Kentucky Insurance Commissioner Nancy Atkins has approved a 9% overall decrease in loss costs for the state, marking the 14th straight year of average rate reductions, the Department of Insurance announced.

The decrease, which mirrors a recommendation from the National Council on Compensation Insurance, is effective Oct. 1.

Atkins attributed the decrease in part to fewer workplace injuries in the state, and in part to House Bill 2, which passed the legislature in 2018. The law ended lifetime medical benefits for some injuries.

“The overall decrease demonstrates the effectiveness of HB 2 and the commitment of Kentucky employers to employee safety,” Atkins said in a bulletin. “The commonwealth is taking the necessary steps to increase investment and job creation. The decreased claim figures continue to make Kentucky an attractive state to do business.”

Part of HB 2 required physicians who diagnose black lung disease to be certified pulmonologists. Critics of the law have said that was a sop to the coal industry because it makes it more difficult for miners to be diagnosed with the terminal respiratory disease, a condition that has long been a major expense for coal companies.

Atkins' statement did not explain how HB 2 has affected coal companies' rates.
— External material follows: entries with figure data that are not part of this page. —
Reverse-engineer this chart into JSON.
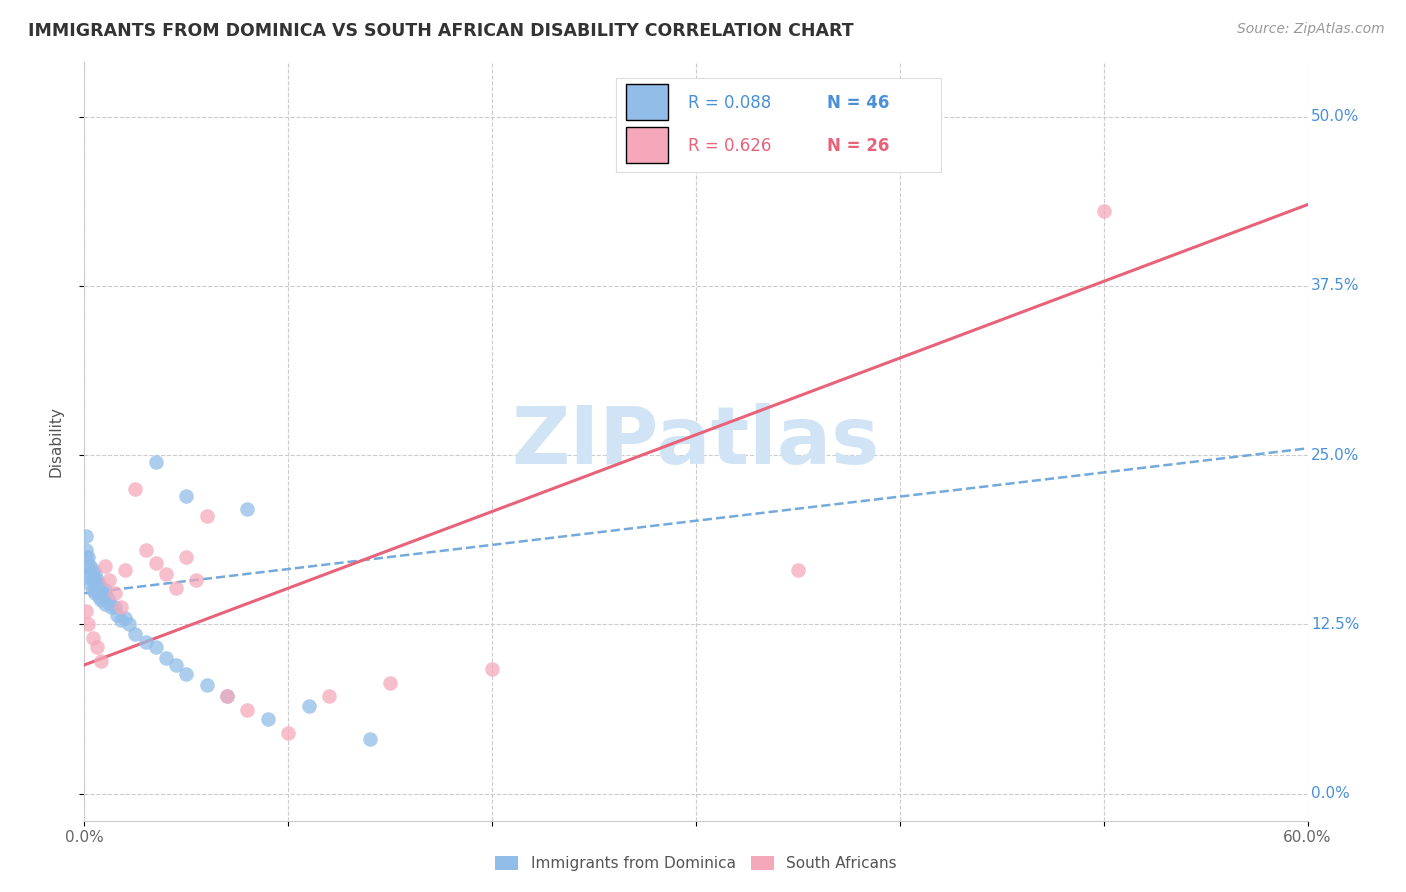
{
  "title": "IMMIGRANTS FROM DOMINICA VS SOUTH AFRICAN DISABILITY CORRELATION CHART",
  "source": "Source: ZipAtlas.com",
  "ylabel": "Disability",
  "xlim": [
    0.0,
    0.6
  ],
  "ylim": [
    -0.02,
    0.54
  ],
  "xticks": [
    0.0,
    0.1,
    0.2,
    0.3,
    0.4,
    0.5,
    0.6
  ],
  "xticklabels": [
    "0.0%",
    "",
    "",
    "",
    "",
    "",
    "60.0%"
  ],
  "ytick_vals": [
    0.0,
    0.125,
    0.25,
    0.375,
    0.5
  ],
  "yticklabels": [
    "0.0%",
    "12.5%",
    "25.0%",
    "37.5%",
    "50.0%"
  ],
  "blue_R": 0.088,
  "blue_N": 46,
  "pink_R": 0.626,
  "pink_N": 26,
  "blue_color": "#92bde8",
  "pink_color": "#f5a8ba",
  "blue_line_color": "#5b9bd5",
  "pink_line_color": "#e8637a",
  "watermark_color": "#d0e4f5",
  "blue_line_start_y": 0.148,
  "blue_line_end_y": 0.255,
  "pink_line_start_y": 0.095,
  "pink_line_end_y": 0.435,
  "blue_x": [
    0.001,
    0.001,
    0.001,
    0.002,
    0.002,
    0.002,
    0.003,
    0.003,
    0.003,
    0.004,
    0.004,
    0.004,
    0.005,
    0.005,
    0.005,
    0.006,
    0.006,
    0.007,
    0.007,
    0.008,
    0.008,
    0.009,
    0.01,
    0.01,
    0.011,
    0.012,
    0.013,
    0.015,
    0.016,
    0.018,
    0.02,
    0.022,
    0.025,
    0.03,
    0.035,
    0.04,
    0.045,
    0.05,
    0.06,
    0.07,
    0.09,
    0.035,
    0.05,
    0.08,
    0.11,
    0.14
  ],
  "blue_y": [
    0.19,
    0.18,
    0.175,
    0.175,
    0.168,
    0.16,
    0.168,
    0.162,
    0.155,
    0.165,
    0.158,
    0.15,
    0.162,
    0.155,
    0.148,
    0.158,
    0.15,
    0.155,
    0.145,
    0.152,
    0.143,
    0.148,
    0.15,
    0.14,
    0.145,
    0.142,
    0.138,
    0.138,
    0.132,
    0.128,
    0.13,
    0.125,
    0.118,
    0.112,
    0.108,
    0.1,
    0.095,
    0.088,
    0.08,
    0.072,
    0.055,
    0.245,
    0.22,
    0.21,
    0.065,
    0.04
  ],
  "pink_x": [
    0.001,
    0.002,
    0.004,
    0.006,
    0.008,
    0.01,
    0.012,
    0.015,
    0.018,
    0.02,
    0.025,
    0.03,
    0.035,
    0.04,
    0.045,
    0.05,
    0.055,
    0.06,
    0.07,
    0.08,
    0.1,
    0.12,
    0.15,
    0.2,
    0.35,
    0.5
  ],
  "pink_y": [
    0.135,
    0.125,
    0.115,
    0.108,
    0.098,
    0.168,
    0.158,
    0.148,
    0.138,
    0.165,
    0.225,
    0.18,
    0.17,
    0.162,
    0.152,
    0.175,
    0.158,
    0.205,
    0.072,
    0.062,
    0.045,
    0.072,
    0.082,
    0.092,
    0.165,
    0.43
  ]
}
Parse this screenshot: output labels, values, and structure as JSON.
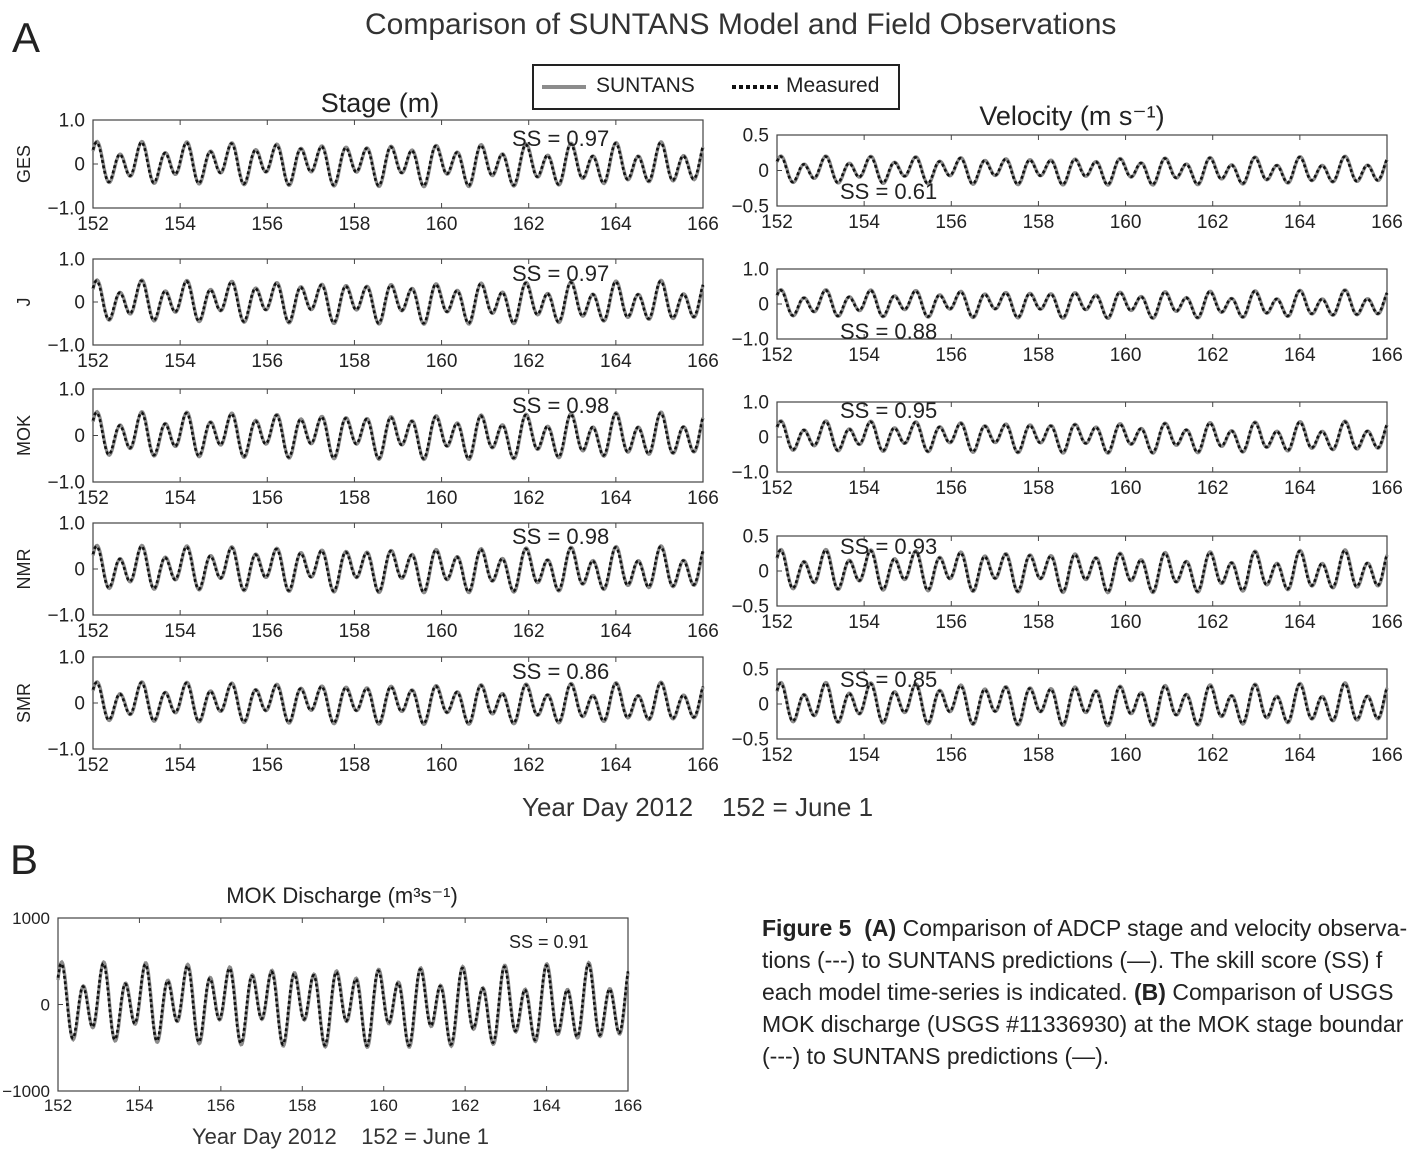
{
  "panel_a_letter": "A",
  "panel_b_letter": "B",
  "title": "Comparison of SUNTANS Model and Field Observations",
  "legend": {
    "model": "SUNTANS",
    "measured": "Measured"
  },
  "xaxis_title_a": "Year Day 2012    152 = June 1",
  "xaxis_title_b": "Year Day 2012    152 = June 1",
  "colors": {
    "model": "#8c8c8c",
    "measured": "#111111",
    "axes": "#333333"
  },
  "caption": {
    "fig": "Figure 5",
    "a_label": "(A)",
    "line1": " Comparison of ADCP stage and velocity observa-",
    "line2": "tions (---) to SUNTANS predictions (—). The skill score (SS) f",
    "line3a": "each model time-series is indicated. ",
    "b_label": "(B)",
    "line3b": " Comparison of USGS",
    "line4": "MOK discharge (USGS #11336930) at the MOK stage boundar",
    "line5": "(---) to SUNTANS predictions (—)."
  },
  "chart_data": [
    {
      "id": "stage-ges",
      "type": "line",
      "title": "Stage (m)",
      "ylabel": "GES",
      "xlim": [
        152,
        166
      ],
      "ylim": [
        -1.0,
        1.0
      ],
      "yticks": [
        "1.0",
        "0",
        "−1.0"
      ],
      "xticks": [
        "152",
        "154",
        "156",
        "158",
        "160",
        "162",
        "164",
        "166"
      ],
      "ss": "SS = 0.97",
      "amplitude": 0.5,
      "series": [
        {
          "name": "SUNTANS"
        },
        {
          "name": "Measured"
        }
      ]
    },
    {
      "id": "stage-j",
      "type": "line",
      "ylabel": "J",
      "xlim": [
        152,
        166
      ],
      "ylim": [
        -1.0,
        1.0
      ],
      "yticks": [
        "1.0",
        "0",
        "−1.0"
      ],
      "xticks": [
        "152",
        "154",
        "156",
        "158",
        "160",
        "162",
        "164",
        "166"
      ],
      "ss": "SS = 0.97",
      "amplitude": 0.5,
      "series": [
        {
          "name": "SUNTANS"
        },
        {
          "name": "Measured"
        }
      ]
    },
    {
      "id": "stage-mok",
      "type": "line",
      "ylabel": "MOK",
      "xlim": [
        152,
        166
      ],
      "ylim": [
        -1.0,
        1.0
      ],
      "yticks": [
        "1.0",
        "0",
        "−1.0"
      ],
      "xticks": [
        "152",
        "154",
        "156",
        "158",
        "160",
        "162",
        "164",
        "166"
      ],
      "ss": "SS = 0.98",
      "amplitude": 0.5,
      "series": [
        {
          "name": "SUNTANS"
        },
        {
          "name": "Measured"
        }
      ]
    },
    {
      "id": "stage-nmr",
      "type": "line",
      "ylabel": "NMR",
      "xlim": [
        152,
        166
      ],
      "ylim": [
        -1.0,
        1.0
      ],
      "yticks": [
        "1.0",
        "0",
        "−1.0"
      ],
      "xticks": [
        "152",
        "154",
        "156",
        "158",
        "160",
        "162",
        "164",
        "166"
      ],
      "ss": "SS = 0.98",
      "amplitude": 0.5,
      "series": [
        {
          "name": "SUNTANS"
        },
        {
          "name": "Measured"
        }
      ]
    },
    {
      "id": "stage-smr",
      "type": "line",
      "ylabel": "SMR",
      "xlim": [
        152,
        166
      ],
      "ylim": [
        -1.0,
        1.0
      ],
      "yticks": [
        "1.0",
        "0",
        "−1.0"
      ],
      "xticks": [
        "152",
        "154",
        "156",
        "158",
        "160",
        "162",
        "164",
        "166"
      ],
      "ss": "SS = 0.86",
      "amplitude": 0.45,
      "series": [
        {
          "name": "SUNTANS"
        },
        {
          "name": "Measured"
        }
      ]
    },
    {
      "id": "vel-ges",
      "type": "line",
      "title": "Velocity (m s⁻¹)",
      "xlim": [
        152,
        166
      ],
      "ylim": [
        -0.5,
        0.5
      ],
      "yticks": [
        "0.5",
        "0",
        "−0.5"
      ],
      "xticks": [
        "152",
        "154",
        "156",
        "158",
        "160",
        "162",
        "164",
        "166"
      ],
      "ss": "SS = 0.61",
      "amplitude": 0.2,
      "series": [
        {
          "name": "SUNTANS"
        },
        {
          "name": "Measured"
        }
      ]
    },
    {
      "id": "vel-j",
      "type": "line",
      "xlim": [
        152,
        166
      ],
      "ylim": [
        -1.0,
        1.0
      ],
      "yticks": [
        "1.0",
        "0",
        "−1.0"
      ],
      "xticks": [
        "152",
        "154",
        "156",
        "158",
        "160",
        "162",
        "164",
        "166"
      ],
      "ss": "SS = 0.88",
      "amplitude": 0.4,
      "series": [
        {
          "name": "SUNTANS"
        },
        {
          "name": "Measured"
        }
      ]
    },
    {
      "id": "vel-mok",
      "type": "line",
      "xlim": [
        152,
        166
      ],
      "ylim": [
        -1.0,
        1.0
      ],
      "yticks": [
        "1.0",
        "0",
        "−1.0"
      ],
      "xticks": [
        "152",
        "154",
        "156",
        "158",
        "160",
        "162",
        "164",
        "166"
      ],
      "ss": "SS = 0.95",
      "amplitude": 0.45,
      "series": [
        {
          "name": "SUNTANS"
        },
        {
          "name": "Measured"
        }
      ]
    },
    {
      "id": "vel-nmr",
      "type": "line",
      "xlim": [
        152,
        166
      ],
      "ylim": [
        -0.5,
        0.5
      ],
      "yticks": [
        "0.5",
        "0",
        "−0.5"
      ],
      "xticks": [
        "152",
        "154",
        "156",
        "158",
        "160",
        "162",
        "164",
        "166"
      ],
      "ss": "SS = 0.93",
      "amplitude": 0.3,
      "series": [
        {
          "name": "SUNTANS"
        },
        {
          "name": "Measured"
        }
      ]
    },
    {
      "id": "vel-smr",
      "type": "line",
      "xlim": [
        152,
        166
      ],
      "ylim": [
        -0.5,
        0.5
      ],
      "yticks": [
        "0.5",
        "0",
        "−0.5"
      ],
      "xticks": [
        "152",
        "154",
        "156",
        "158",
        "160",
        "162",
        "164",
        "166"
      ],
      "ss": "SS = 0.85",
      "amplitude": 0.3,
      "series": [
        {
          "name": "SUNTANS"
        },
        {
          "name": "Measured"
        }
      ]
    },
    {
      "id": "mok-discharge",
      "type": "line",
      "title": "MOK Discharge (m³s⁻¹)",
      "xlim": [
        152,
        166
      ],
      "ylim": [
        -1000,
        1000
      ],
      "yticks": [
        "1000",
        "0",
        "−1000"
      ],
      "xticks": [
        "152",
        "154",
        "156",
        "158",
        "160",
        "162",
        "164",
        "166"
      ],
      "ss": "SS = 0.91",
      "amplitude": 480,
      "series": [
        {
          "name": "SUNTANS"
        },
        {
          "name": "Measured"
        }
      ]
    }
  ]
}
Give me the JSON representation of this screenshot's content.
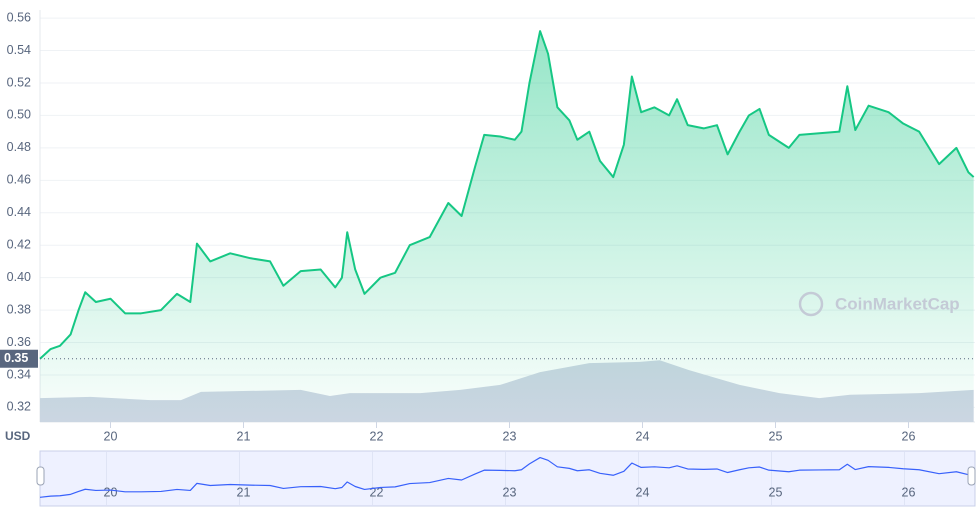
{
  "chart_data": {
    "type": "area",
    "currency_label": "USD",
    "watermark": "CoinMarketCap",
    "reference_line": 0.35,
    "color": "#16c784",
    "grid": true,
    "xlim": [
      19.47,
      26.5
    ],
    "ylim": [
      0.311,
      0.565
    ],
    "xticks": [
      20,
      21,
      22,
      23,
      24,
      25,
      26
    ],
    "yticks": [
      0.32,
      0.34,
      0.36,
      0.38,
      {
        "value": 0.4,
        "label": "0.40"
      },
      0.42,
      0.44,
      0.46,
      0.48,
      {
        "value": 0.5,
        "label": "0.50"
      },
      0.52,
      0.54,
      0.56
    ],
    "x": [
      19.47,
      19.55,
      19.62,
      19.7,
      19.76,
      19.81,
      19.89,
      20.0,
      20.11,
      20.23,
      20.38,
      20.5,
      20.6,
      20.65,
      20.75,
      20.9,
      21.05,
      21.2,
      21.3,
      21.43,
      21.58,
      21.69,
      21.74,
      21.78,
      21.84,
      21.91,
      22.03,
      22.14,
      22.25,
      22.4,
      22.54,
      22.64,
      22.74,
      22.81,
      22.93,
      23.04,
      23.09,
      23.15,
      23.23,
      23.29,
      23.36,
      23.45,
      23.51,
      23.6,
      23.68,
      23.78,
      23.86,
      23.92,
      23.99,
      24.09,
      24.2,
      24.26,
      24.34,
      24.46,
      24.56,
      24.64,
      24.73,
      24.8,
      24.88,
      24.95,
      25.1,
      25.18,
      25.33,
      25.48,
      25.54,
      25.6,
      25.7,
      25.85,
      25.96,
      26.08,
      26.23,
      26.36,
      26.45,
      26.49
    ],
    "values": [
      0.35,
      0.356,
      0.358,
      0.365,
      0.38,
      0.391,
      0.385,
      0.387,
      0.378,
      0.378,
      0.38,
      0.39,
      0.385,
      0.421,
      0.41,
      0.415,
      0.412,
      0.41,
      0.395,
      0.404,
      0.405,
      0.394,
      0.4,
      0.428,
      0.405,
      0.39,
      0.4,
      0.403,
      0.42,
      0.425,
      0.446,
      0.438,
      0.468,
      0.488,
      0.487,
      0.485,
      0.49,
      0.52,
      0.552,
      0.538,
      0.505,
      0.497,
      0.485,
      0.49,
      0.472,
      0.462,
      0.482,
      0.524,
      0.502,
      0.505,
      0.5,
      0.51,
      0.494,
      0.492,
      0.494,
      0.476,
      0.49,
      0.5,
      0.504,
      0.488,
      0.48,
      0.488,
      0.489,
      0.49,
      0.518,
      0.491,
      0.506,
      0.502,
      0.495,
      0.49,
      0.47,
      0.48,
      0.465,
      0.462
    ],
    "volume": {
      "color": "#cfd6e4",
      "y2lim": [
        0,
        100
      ],
      "x": [
        19.47,
        19.85,
        20.3,
        20.53,
        20.68,
        21.43,
        21.65,
        21.8,
        22.33,
        22.63,
        22.93,
        23.23,
        23.6,
        23.98,
        24.13,
        24.35,
        24.73,
        25.03,
        25.33,
        25.56,
        26.08,
        26.49
      ],
      "values": [
        5.8,
        6.1,
        5.3,
        5.3,
        7.3,
        7.8,
        6.3,
        7.0,
        7.0,
        7.8,
        9.0,
        12.1,
        14.3,
        14.6,
        15.0,
        12.6,
        9.0,
        7.0,
        5.8,
        6.6,
        7.0,
        7.8
      ]
    }
  }
}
The rate filing by NCCI, approved last week by the insurance department, calls for a loss cost increase of 6.2% for surface coal mining and an increase of 5.5% for underground mining.

A report by the Kentucky Department of Workers' Claims this year shows that the number of doctors who perform black lung diagnoses has remained the same, at two, although one physician who was seen as worker-friendly is no longer available, under the stipulations of the new law.

The rate decreases for non-coal industries is likely to continue. The NCCI this month put out a bulletin that it had taken note of a recent state Supreme Court decision that was seen as employer-friendly and will make parts of HB 2 retroactive.

A lower court had held that the law, which limits some income benefits duration to age 70 or to four years after the injury, whichever is later, did not apply to pending claims filed before the law took effect last year.

The high court reversed that and held that the law does mean that thousands of pending claims will now be limited to four years of benefits, not eight, as was provided by the previous state law.